The return of Gingrich, one of the most prominent political figures of the 1990s, to the thick of one of the biggest political stories of the 21st century is no coincidence. As one of the leading purveyors of polarization in the 1990s, Gingrich helped to create the political environment in which former President Donald Trump would later flourish.
In his heyday as Speaker, Gingrich was arguably the most visible manifestation of this movement, but it went far beyond Washington. From political entertainment to militias to media-driven conspiracy theories, a number of developments in US politics and culture in the 1990s set the stage for the radicalized and anti-democratic right of the present. In doing so, they represented a sharp turn away from the politics of Ronald Reagan.
Focused on building sizable majorities, Reagan appealed to White voters by foregrounding popular policies and developing an upbeat persona. But in the decade that followed his presidency, the right closed ranks, tearing down the big tent and working to polarize the electorate. In the process, they developed the right-wing ecosystem — and democratic skepticism — that shapes US politics today.
Three moments in particular stand out that can help us better understand the current political crisis — and by extension, illuminate how we might find a different path forward. Not all carry the same weight, but each helps us better understand how the politics of the 1990s helped erode the boundaries between extreme and mainstream politics on the right.
The “Clinton Body Count”
The experiment, he claimed, proved that Vince Foster, a deputy White House Counsel in the Clinton administration who had died by suicide a year earlier, could not have killed himself. He must have been murdered. And the White House must have been involved in the cover-up.
The video, put out by a group calling itself Citizens for Honest Government and distributed by right-wing preacher Jerry Falwell, was a lurid tale of corruption and criminality centered on the governor’s house in Arkansas, where Bill Clinton served before ascending to the White House.

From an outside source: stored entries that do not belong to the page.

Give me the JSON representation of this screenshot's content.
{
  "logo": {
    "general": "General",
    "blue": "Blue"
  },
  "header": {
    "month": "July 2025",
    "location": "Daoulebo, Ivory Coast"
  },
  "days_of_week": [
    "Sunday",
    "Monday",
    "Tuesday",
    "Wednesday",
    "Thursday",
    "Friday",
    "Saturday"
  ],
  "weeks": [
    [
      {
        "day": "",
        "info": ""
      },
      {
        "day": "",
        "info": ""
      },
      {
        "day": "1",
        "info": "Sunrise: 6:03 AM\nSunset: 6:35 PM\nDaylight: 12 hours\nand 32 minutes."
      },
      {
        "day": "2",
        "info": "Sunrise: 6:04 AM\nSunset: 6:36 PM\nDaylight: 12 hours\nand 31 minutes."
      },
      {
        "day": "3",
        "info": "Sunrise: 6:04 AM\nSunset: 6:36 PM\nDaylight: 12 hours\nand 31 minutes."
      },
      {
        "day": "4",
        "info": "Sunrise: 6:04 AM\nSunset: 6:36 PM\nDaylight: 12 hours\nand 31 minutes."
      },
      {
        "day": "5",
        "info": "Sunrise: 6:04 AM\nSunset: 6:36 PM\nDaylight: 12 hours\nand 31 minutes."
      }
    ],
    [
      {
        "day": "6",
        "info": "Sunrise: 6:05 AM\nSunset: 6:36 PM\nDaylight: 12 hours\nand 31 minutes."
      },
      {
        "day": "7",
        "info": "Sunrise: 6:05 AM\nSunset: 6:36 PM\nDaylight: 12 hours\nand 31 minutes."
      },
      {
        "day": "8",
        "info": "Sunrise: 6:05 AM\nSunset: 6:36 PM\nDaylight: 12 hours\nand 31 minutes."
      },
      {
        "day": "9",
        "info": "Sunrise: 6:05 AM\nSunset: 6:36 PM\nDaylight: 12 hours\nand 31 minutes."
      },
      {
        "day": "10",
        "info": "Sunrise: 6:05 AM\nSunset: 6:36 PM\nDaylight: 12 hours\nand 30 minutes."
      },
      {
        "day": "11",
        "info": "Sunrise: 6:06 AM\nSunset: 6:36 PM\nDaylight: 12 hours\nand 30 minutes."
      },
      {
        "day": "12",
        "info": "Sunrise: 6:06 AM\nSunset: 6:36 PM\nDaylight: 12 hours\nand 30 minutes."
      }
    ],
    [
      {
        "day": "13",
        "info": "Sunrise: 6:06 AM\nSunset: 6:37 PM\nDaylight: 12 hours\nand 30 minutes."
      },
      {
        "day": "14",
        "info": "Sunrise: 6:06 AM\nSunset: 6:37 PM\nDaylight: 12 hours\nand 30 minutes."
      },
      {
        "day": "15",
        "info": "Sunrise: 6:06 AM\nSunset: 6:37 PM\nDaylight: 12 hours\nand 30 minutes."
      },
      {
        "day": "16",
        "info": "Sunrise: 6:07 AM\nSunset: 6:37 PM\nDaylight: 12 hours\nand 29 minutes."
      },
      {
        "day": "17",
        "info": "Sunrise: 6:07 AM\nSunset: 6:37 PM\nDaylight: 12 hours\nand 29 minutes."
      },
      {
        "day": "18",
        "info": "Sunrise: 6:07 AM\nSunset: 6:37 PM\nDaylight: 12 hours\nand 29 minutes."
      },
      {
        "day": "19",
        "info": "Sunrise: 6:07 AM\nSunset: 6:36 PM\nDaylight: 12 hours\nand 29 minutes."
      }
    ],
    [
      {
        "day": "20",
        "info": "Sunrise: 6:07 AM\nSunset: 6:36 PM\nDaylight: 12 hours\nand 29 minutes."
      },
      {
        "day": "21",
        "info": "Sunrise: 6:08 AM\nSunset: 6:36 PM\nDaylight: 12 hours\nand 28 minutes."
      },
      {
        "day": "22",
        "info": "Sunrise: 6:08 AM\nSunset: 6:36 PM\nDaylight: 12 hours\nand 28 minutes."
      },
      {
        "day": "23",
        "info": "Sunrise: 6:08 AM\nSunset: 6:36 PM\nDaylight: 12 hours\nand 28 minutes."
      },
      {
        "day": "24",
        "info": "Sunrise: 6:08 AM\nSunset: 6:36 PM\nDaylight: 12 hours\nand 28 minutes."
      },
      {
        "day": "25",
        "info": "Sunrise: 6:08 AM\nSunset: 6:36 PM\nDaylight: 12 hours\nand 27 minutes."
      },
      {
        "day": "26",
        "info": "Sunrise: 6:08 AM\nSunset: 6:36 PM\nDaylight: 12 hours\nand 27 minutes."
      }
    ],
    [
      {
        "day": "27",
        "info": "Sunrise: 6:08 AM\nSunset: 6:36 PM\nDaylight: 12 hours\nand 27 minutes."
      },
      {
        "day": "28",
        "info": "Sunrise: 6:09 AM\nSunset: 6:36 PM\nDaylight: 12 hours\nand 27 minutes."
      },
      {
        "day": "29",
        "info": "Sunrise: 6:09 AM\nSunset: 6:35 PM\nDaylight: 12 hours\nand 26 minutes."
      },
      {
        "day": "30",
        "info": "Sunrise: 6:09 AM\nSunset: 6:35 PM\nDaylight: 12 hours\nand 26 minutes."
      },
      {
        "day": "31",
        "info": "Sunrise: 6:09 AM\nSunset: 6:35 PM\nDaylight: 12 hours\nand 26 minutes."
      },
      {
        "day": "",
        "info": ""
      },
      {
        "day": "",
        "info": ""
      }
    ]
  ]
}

Daryl Gates on “Politically Incorrect”
Both humor and controversy were key to the show’s popularity. As its name indicated, panelists who appeared on “Politically Incorrect” used comedy to say the things they believed people couldn’t, or shouldn’t, say. On the “Politically Incorrect” stage, a unique style of genre-bending late-night TV — fueled by brash, jokey right-wing punditry — was born.
Young conservative commentators like Laura Ingraham and Ann Coulter were a perfect fit for the show, taking advantage of the comedy stage to offer up especially provocative takes that were met with a mix of gasps and laughter. As part of the show’s roster of panelists, they often mingled with actors and comedians, each drafting off the others’ professional acumen as the stars tried their hand at punditry and the pundits cracked wise.
During the show, Maher questioned him not about the abuses that took place under his watch but about whether America had become too soft on crime. At one point, when Leno made a jab at Maher, Maher turned to Gates and said, “Get me a baton.” The audience erupted in laughter.
It was a moment that captured the crucial political work that the comedy show did: playing police brutality for laughs while presenting Gates not as a disgraced former official but an expert on criminology. Concerns about excess force were reclassified as just another manifestation of political correctness. In a decade when the walls between politics and entertainment were thinning, Gates’s appearance showed just how powerful the blending of those two worlds could be.
“Jack-booted government thugs”
Still, Bush’s resignation mattered. It drew a line between the anti-government rhetoric used to sell deregulation and tax cuts and the anti-government rhetoric used to foment violence against the state. It suggested Republicans had a responsibility to police rather than absorb extremist elements.
At a moment when Americans are struggling to understand how extremist politics became mainstream in the US, it’s useful to remember that there was a time when a former Republican president denounced rather than embraced comparisons between federal agents and Nazi stormtroopers. It’s also useful to note the limits of that denunciation even at that time: the right was ready to embrace extremism, even as members of their own party sounded the alarm.
The echoes bouncing between these stories and current-day politics are not a case of history repeating itself. Rather, they are a reminder that our current political crisis is a consequence of decisions made in the 1990s to embrace controversy, conspiracy, and extremism. As such, it is also a reminder that the current crisis is an outgrowth of institutions as well as personalities, and lasting change will only result from deep-rooted reform of those institutions.